Au café "Forum du livre", des Irakiens, jeunes et moins jeunes, hommes et femmes, assis sur des banquettes, discutent avec passion littérature, mais aussi musique, politique ou histoire.
Ils sirotent thé, café ou jus, en fumant pour certains le narguilé, tout en écoutant un musicien accompagner avec son oud (luth oriental) un poète déclamant ses vers sur une estrade.
En face, sur le seul mur qui n'est pas couvert d'étagères de livres, des tableaux forment une galerie de portraits où le poète irakien du Xe siècle Moutanabbi côtoie le Palestinien Mahmoud Darwich (1941-2008). Des toiles abstraites sont aussi exposées.
Il y a encore quelques mois, penser ouvrir un café littéraire, mixte et enfumé, dans la deuxième ville d'Irak alors tenue par le groupe jihadiste Etat islamique (EI) pouvait conduire à la mort ou au mieux à la flagellation. Pourtant, Fahd Sabah, l'un des deux fondateurs du projet, a imaginé un tel lieu à cette époque.
'Informer, éclairer'
"Alors qu'on vivait sous le joug de l'EI, je me suis dit qu'il fallait absolument ouvrir cet endroit. Il fallait informer les gens, éclairer les esprits, amener de nouvelles idées", assure cet Irakien de 30 ans, ingénieur sans perspective d'emploi dans son pays comme de nombreux jeunes diplômés en Irak.

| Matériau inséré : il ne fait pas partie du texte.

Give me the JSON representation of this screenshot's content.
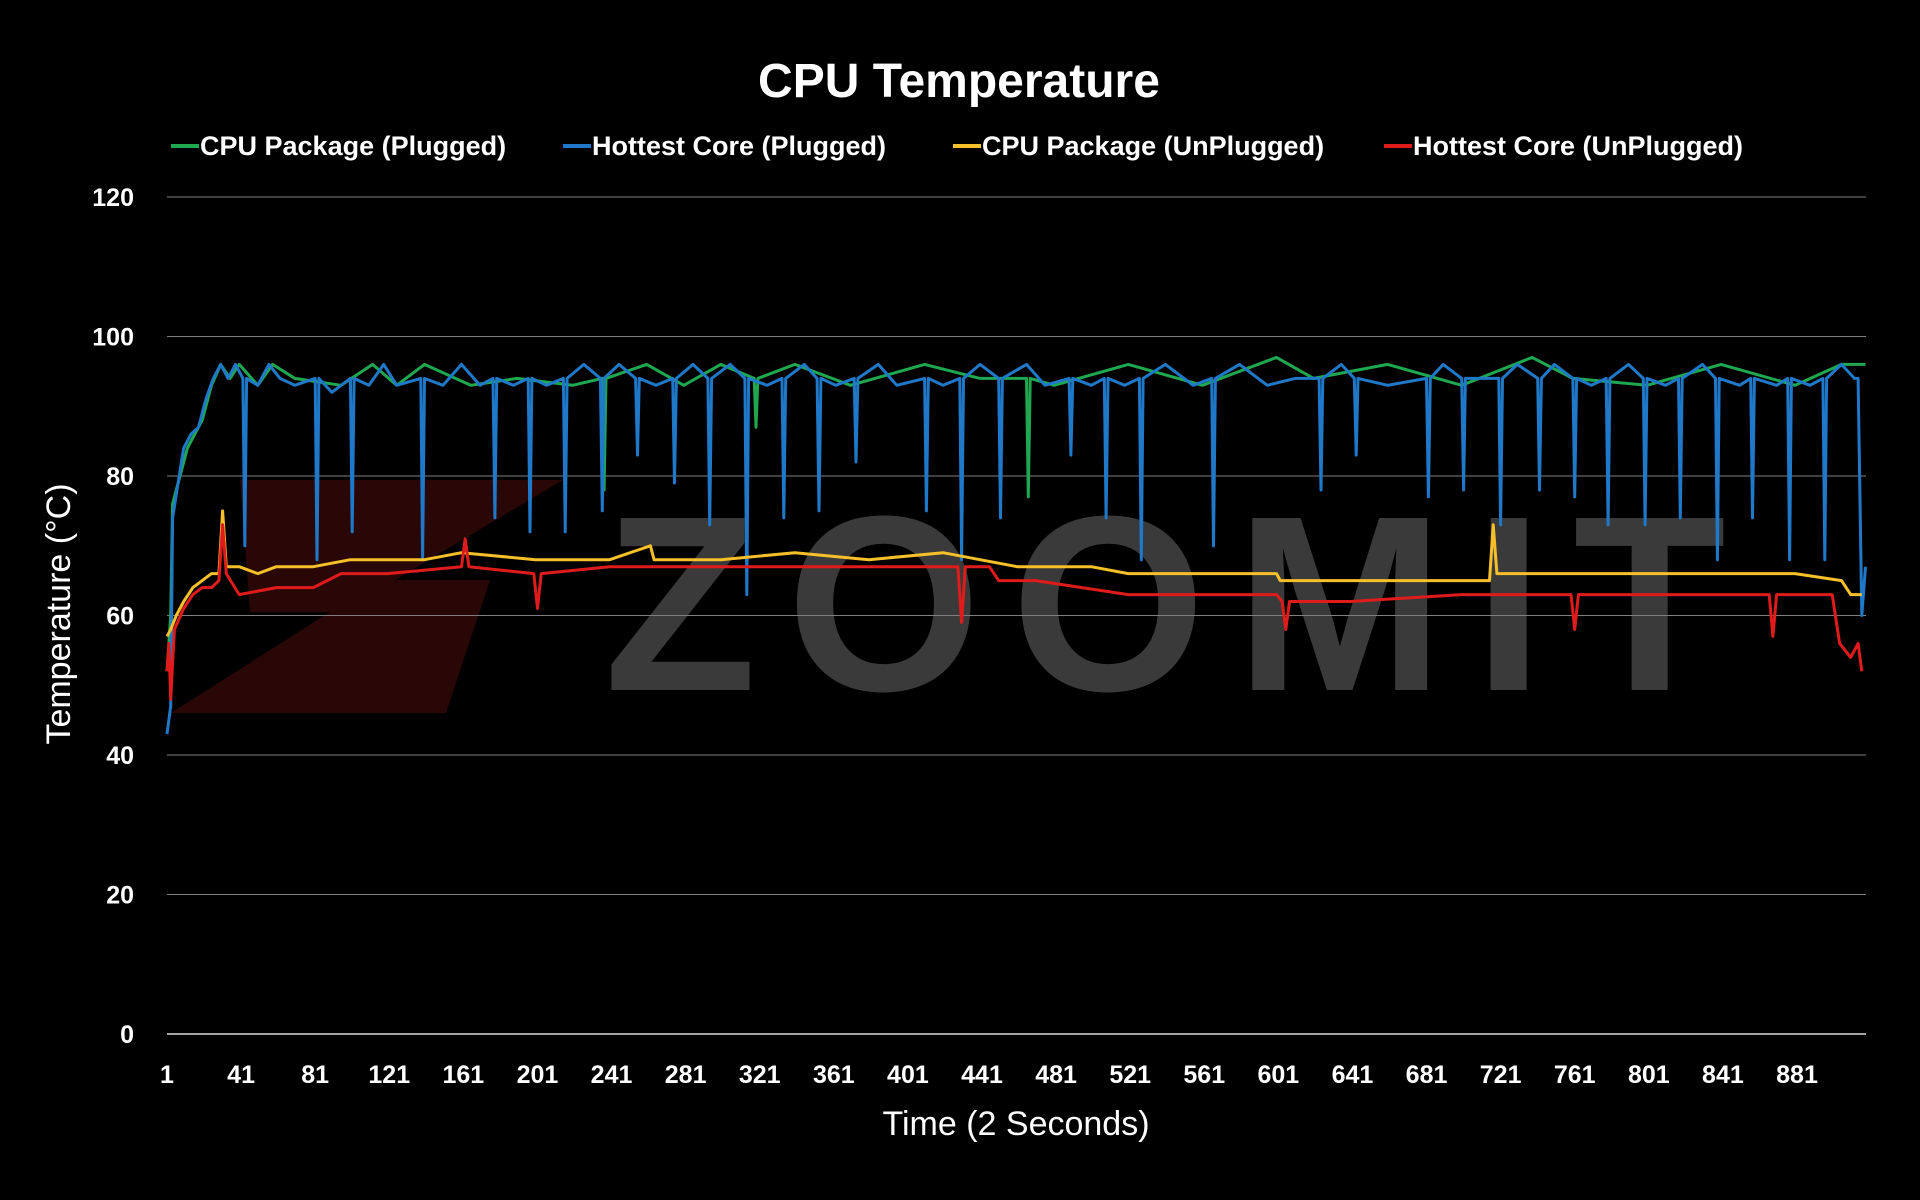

Aussi, dès que les jihadistes ont été chassés de la ville, il s'est attelé à trouver un endroit et à imaginer sa décoration lui-même. En un mois, il a trouvé un petit local près de l'université, tout installé, investissant ses économies et celles de son associé.
Un tel sacrifice valait la peine, assure-t-il avec passion à l'AFP, car il espère, grâce à ce projet, former à Mossoul "une nouvelle conscience pour dépasser cette terrible période et les dégâts laissés par la guerre".
Lire, dit le proverbe arabe, est le propre des Irakiens. Mossoul, carrefour historique du commerce et de la culture au Moyen-Orient, s'enorgueillissait depuis longtemps de sa rue al-Noujaïfi, celle des libraires et des bouquinistes. Mais les jihadistes de l'EI y ont méthodiquement détruit et brûlé livres et bibliothèques.
Alors aujourd'hui, une poignée de militants a créé le "Trottoir des livres", installé depuis quelques semaines au pied de l'Université.
Ali Najam, 23 ans, vient tous les vendredis fureter dans les étals des bouquinistes installés au pied d'un immeuble dont la carcasse de béton a été éventrée par les bombes. Aujourd'hui, il a jeté son dévolu sur une édition en anglais de L'Amour au temps du choléra, du Nobel de littérature colombien Gabriel Garcia Marquez.
"Les gens, dit-il, ont cruellement besoin de culture et de se construire une conscience après les épreuves qu'ils ont traversées". A Mossoul, après trois ans du "califat" de l'EI, "il faut reformer les esprits, ce qui est plus important encore que de reconstruire les maisons et la ville", affirme-t-il à l'AFP.
'Les autres visages'
"Malgré les destructions, Mossoul va se reconstruire grâce aux cerveaux de ses jeunes et de ses intellectuels", veut croire Younès Mohammad, écrivain de 33 ans.
Il faut, plaide Abdelmoneim al-Amir, qui dirige l'Union des écrivains de la province, "montrer au monde, qui n'a vu récemment de Mossoul que le sang, la destruction et la désolation, les autres visages de la ville". "Habitants et artistes, dit-il, doivent faire briller les facettes humaine, culturelle et académique" de cette cité traversée par le fleuve Tigre.
Mais jusqu'ici, tout se fait avec les moyens du bord, dans une ville ravagée par la guerre, rongée par le chômage et handicapée par la lenteur de la reconstruction. Coupée de l'Etat central durant les années d'occupation jihadiste, elle a aussi été privée des budgets alloués aux institutions et à leurs fonctionnaires.
"Les instances publiques chargées de la culture doivent maintenant faire leur devoir", exhorte l'écrivain Hamed al-Zoubaïdi.
Et la mission est d'importance pour l'Irak, qui a annoncé en grandes pompes en décembre la "libération" du pays et la "fin de la guerre" contre l'EI, assure Hind Ahmed, 31 ans, apprêtée d'un voile blanc parsemé de papillons de couleurs.
"Il faut libérer les esprits et les idées après avoir libéré le terrain", lance cette ingénieure emmitouflée dans un manteau beige à l'AFP. "Et donner l'opportunité de participer à tous. Hommes et femmes".